Becoming a CrossFit coach was a big adjustment for me. There were a couple of months between the time I received my L1, and the day I decided to become a coach, where I questioned wether or not I was capable of doing the job. Everything about being a coach terrified me. I wanted to be that person who could be comfortable talking in front of a group, explaining and demonstrating movements, but I wasn’t. I had never taken on that role before. I usually did my best to avoid it. However, after a couple of months, there were a few people who made me want to push my limits.


It began during the 2016 Open season. The members of my box came together every Friday night to do the workouts. We set up heats, and those who weren’t working out or warming up became judges for those who were. A good friend of mine had been doing CrossFit for years, but had just began recovering from a major surgery. Thus, she was a little worried about how she would perform in the workouts. I loved being her coach/judge in workouts. She needed to pace herself, and stay on that pace. But she also needed a push, and I gave it to her. She gave me some nasty looks for it, but I’d just smile because that’s when I knew I was pushing her hard enough.

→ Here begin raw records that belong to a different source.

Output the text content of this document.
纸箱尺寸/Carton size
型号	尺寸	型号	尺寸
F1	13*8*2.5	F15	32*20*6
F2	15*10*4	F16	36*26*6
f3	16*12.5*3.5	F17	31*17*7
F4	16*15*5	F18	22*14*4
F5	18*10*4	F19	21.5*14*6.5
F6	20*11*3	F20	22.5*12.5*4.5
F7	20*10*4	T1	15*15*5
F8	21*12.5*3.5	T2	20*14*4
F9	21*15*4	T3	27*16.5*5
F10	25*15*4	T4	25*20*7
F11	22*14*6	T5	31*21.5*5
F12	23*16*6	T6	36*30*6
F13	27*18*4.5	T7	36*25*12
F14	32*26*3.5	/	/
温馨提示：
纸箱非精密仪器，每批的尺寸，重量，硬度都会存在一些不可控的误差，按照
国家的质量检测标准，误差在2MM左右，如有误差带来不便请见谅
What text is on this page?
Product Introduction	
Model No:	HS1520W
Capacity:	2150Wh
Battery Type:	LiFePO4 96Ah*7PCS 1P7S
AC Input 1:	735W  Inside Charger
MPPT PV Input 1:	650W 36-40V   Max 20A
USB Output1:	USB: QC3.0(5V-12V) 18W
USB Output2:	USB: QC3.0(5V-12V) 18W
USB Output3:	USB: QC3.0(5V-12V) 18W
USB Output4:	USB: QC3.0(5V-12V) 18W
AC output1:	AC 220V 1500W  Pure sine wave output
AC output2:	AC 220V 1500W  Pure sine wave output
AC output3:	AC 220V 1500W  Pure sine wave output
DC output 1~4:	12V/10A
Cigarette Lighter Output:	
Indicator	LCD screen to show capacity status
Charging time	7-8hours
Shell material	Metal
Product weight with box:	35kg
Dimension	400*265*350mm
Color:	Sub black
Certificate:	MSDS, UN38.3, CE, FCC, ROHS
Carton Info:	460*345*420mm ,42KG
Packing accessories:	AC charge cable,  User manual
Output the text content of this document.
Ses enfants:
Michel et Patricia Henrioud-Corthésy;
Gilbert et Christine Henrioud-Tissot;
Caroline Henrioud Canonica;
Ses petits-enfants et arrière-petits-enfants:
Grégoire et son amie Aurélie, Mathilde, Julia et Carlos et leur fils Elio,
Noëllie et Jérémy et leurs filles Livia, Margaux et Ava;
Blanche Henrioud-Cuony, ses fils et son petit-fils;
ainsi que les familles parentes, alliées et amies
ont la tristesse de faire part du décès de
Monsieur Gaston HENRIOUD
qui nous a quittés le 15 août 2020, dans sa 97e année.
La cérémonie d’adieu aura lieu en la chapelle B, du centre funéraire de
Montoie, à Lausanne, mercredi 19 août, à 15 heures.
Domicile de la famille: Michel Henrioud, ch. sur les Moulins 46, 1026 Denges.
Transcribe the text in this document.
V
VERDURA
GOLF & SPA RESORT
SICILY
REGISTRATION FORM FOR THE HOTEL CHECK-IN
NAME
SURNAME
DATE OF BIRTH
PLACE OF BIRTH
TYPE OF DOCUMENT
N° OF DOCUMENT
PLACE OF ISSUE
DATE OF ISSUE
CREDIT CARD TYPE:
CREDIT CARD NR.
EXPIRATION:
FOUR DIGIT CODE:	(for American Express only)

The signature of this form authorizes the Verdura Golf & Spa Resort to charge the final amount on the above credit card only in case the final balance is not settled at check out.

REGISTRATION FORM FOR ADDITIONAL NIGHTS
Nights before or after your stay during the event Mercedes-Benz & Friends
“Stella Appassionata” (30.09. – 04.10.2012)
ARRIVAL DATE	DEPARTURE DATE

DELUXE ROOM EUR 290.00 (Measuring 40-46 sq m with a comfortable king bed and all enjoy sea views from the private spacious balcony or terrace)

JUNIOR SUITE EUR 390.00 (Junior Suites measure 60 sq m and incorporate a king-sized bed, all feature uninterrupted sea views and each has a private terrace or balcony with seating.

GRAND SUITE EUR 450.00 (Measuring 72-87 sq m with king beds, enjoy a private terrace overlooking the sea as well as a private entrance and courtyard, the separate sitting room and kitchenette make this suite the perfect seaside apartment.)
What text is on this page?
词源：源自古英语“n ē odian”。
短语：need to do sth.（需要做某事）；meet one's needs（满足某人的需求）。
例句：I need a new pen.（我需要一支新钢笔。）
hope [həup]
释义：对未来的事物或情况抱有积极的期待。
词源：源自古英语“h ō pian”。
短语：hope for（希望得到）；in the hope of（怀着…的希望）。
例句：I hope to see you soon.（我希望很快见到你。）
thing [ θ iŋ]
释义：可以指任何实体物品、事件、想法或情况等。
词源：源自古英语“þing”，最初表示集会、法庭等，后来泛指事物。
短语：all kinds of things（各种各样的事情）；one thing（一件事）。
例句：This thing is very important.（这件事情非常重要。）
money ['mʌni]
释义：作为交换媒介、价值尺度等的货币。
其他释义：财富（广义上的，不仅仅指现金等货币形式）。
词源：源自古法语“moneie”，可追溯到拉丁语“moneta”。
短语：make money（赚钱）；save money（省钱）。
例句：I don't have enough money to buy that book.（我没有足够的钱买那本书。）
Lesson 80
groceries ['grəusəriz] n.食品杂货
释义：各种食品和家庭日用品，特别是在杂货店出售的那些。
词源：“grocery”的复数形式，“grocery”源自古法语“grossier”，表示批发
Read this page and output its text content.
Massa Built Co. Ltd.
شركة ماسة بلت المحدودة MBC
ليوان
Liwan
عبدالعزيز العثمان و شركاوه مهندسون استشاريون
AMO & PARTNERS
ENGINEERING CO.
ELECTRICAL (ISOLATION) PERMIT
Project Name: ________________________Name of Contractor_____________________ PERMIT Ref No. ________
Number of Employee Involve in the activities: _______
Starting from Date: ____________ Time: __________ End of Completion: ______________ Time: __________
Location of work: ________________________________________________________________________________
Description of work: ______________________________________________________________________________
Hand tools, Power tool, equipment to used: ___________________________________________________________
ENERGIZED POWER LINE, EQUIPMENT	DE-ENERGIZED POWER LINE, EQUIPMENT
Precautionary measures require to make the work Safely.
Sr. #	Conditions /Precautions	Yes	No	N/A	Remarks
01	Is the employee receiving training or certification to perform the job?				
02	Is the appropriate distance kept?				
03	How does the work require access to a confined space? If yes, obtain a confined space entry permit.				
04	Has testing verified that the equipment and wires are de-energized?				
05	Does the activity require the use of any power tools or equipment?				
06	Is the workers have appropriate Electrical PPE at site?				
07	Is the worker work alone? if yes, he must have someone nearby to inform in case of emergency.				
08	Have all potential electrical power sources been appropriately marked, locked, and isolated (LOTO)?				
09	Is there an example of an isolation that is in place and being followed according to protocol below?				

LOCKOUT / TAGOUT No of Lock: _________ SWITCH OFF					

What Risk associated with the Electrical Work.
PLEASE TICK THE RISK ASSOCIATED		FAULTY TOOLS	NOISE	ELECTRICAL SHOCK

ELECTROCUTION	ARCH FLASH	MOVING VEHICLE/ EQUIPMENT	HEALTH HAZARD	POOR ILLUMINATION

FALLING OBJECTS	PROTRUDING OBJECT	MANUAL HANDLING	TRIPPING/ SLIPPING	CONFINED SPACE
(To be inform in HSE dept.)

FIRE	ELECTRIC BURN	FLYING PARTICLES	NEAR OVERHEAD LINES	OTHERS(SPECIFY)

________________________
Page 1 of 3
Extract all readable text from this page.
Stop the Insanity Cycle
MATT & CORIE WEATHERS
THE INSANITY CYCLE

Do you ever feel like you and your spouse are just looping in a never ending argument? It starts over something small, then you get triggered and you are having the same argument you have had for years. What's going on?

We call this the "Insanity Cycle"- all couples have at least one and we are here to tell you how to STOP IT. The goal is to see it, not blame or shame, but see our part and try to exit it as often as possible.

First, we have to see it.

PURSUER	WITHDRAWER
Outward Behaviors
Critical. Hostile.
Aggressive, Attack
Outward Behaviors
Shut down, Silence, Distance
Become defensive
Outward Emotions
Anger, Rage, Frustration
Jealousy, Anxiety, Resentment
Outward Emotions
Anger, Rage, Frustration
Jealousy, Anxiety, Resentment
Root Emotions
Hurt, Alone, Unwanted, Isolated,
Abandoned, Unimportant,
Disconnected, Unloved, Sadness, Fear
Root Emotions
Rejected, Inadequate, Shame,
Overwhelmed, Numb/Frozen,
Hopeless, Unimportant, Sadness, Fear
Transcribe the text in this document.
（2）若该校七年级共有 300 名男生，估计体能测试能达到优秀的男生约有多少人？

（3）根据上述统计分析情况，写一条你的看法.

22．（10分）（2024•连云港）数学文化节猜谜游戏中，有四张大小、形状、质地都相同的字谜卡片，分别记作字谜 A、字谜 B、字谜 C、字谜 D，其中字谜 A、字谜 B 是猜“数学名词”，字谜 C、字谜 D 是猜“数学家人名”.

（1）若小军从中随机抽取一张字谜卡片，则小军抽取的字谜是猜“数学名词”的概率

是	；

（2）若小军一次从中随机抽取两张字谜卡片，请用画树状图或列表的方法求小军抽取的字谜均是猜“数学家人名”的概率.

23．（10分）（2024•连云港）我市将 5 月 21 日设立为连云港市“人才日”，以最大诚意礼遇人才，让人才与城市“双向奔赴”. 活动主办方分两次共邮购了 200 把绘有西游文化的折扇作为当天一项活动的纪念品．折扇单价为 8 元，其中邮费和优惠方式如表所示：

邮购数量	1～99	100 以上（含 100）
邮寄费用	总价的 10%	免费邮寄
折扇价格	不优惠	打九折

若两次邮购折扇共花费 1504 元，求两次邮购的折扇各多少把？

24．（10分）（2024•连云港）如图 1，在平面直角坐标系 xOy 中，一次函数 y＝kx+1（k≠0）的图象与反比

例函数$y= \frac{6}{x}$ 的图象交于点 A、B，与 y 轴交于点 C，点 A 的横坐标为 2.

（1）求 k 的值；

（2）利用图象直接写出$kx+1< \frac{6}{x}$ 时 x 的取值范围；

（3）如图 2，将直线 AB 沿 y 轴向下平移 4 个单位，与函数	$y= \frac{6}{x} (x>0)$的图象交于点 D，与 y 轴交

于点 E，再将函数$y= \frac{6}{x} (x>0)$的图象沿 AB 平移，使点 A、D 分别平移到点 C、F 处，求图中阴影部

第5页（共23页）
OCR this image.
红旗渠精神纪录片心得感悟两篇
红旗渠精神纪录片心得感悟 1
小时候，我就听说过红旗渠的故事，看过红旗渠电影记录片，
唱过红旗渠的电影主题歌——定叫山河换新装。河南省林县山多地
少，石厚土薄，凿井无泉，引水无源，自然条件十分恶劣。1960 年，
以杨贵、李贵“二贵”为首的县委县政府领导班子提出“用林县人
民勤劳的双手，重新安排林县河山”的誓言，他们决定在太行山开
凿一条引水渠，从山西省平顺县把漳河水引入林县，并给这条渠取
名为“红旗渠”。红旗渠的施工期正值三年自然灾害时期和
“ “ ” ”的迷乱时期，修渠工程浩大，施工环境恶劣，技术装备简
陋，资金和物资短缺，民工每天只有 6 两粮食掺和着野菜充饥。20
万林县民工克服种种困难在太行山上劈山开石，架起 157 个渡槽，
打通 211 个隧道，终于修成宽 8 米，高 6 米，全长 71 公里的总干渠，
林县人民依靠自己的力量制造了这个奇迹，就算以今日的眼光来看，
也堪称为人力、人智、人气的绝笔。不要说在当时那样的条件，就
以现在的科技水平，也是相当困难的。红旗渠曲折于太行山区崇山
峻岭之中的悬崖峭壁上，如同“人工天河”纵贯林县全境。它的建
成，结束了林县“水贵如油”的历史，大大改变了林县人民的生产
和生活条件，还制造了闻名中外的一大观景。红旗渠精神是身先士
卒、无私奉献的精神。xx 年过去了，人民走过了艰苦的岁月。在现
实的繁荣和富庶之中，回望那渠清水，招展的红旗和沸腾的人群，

Another person who influenced my decision was my little brother. He had only joined CrossFit a few months before, but had already proved himself to be a natural athlete. He moved very well. His range of motion was excellent, which made his form impeccable. Coaching him on movement standards was a breeze. But again, he’s someone that needs to be pushed. I cheered him on, made him go faster, made him pick up the bar when he didn’t want to. I was so proud of him. He still amazes me in classes today. CrossFit and the Open actually turned out to be a huge bonding experience for us, and now we criticize each other’s form and talk strategy for workouts all the time. It’s nice to have another CrossFit nut around the house.


The last person who ultimately tipped the scale for me, was my best friend. I’ll never forget the first workout I put her through: thrusters and burpees. I knew it would be brutal. I’d just done it myself before coaching her. But I also knew I was getting one hell of an athlete to work with. Emma is a runner. It’s what she loves, and it comes easy to her. So easy that she went out and ran an ultramarathon. This girl has a 100k under her belt. Amazing! So when she first mentioned wanting to try CrossFit, I was excited. I knew this hardcore athlete wouldn’t be afraid of some work, a little dirt, maybe chalk dust in the face. She was ready to go. And I was right. She showed up to the gym and kicked her own butt! Since she was new to the sport, I got to practice my coaching skills. I shouted cues over the music, and she caught on, quickly making the necessary adjustments. After seeing how much heart she put into the workout, having never done something like that before and succeeding even my expectations, I knew what I wanted to do. I wanted to see that, over and over again.


I’m not the perfect coach. I still have days when I really don’t want to be the center of attention, or a social person in general. But I try. I try because I want to push the person that’s trying to get back to the athlete they once were, because I want my little brother to succeed, and because I want my athletes to put their heart and soul into every workout they do. I had some amazing people influence my decision to become a coach, and I want to create more athletes like them so that one day, another coach-to-be will take the plunge and land the best job in the world.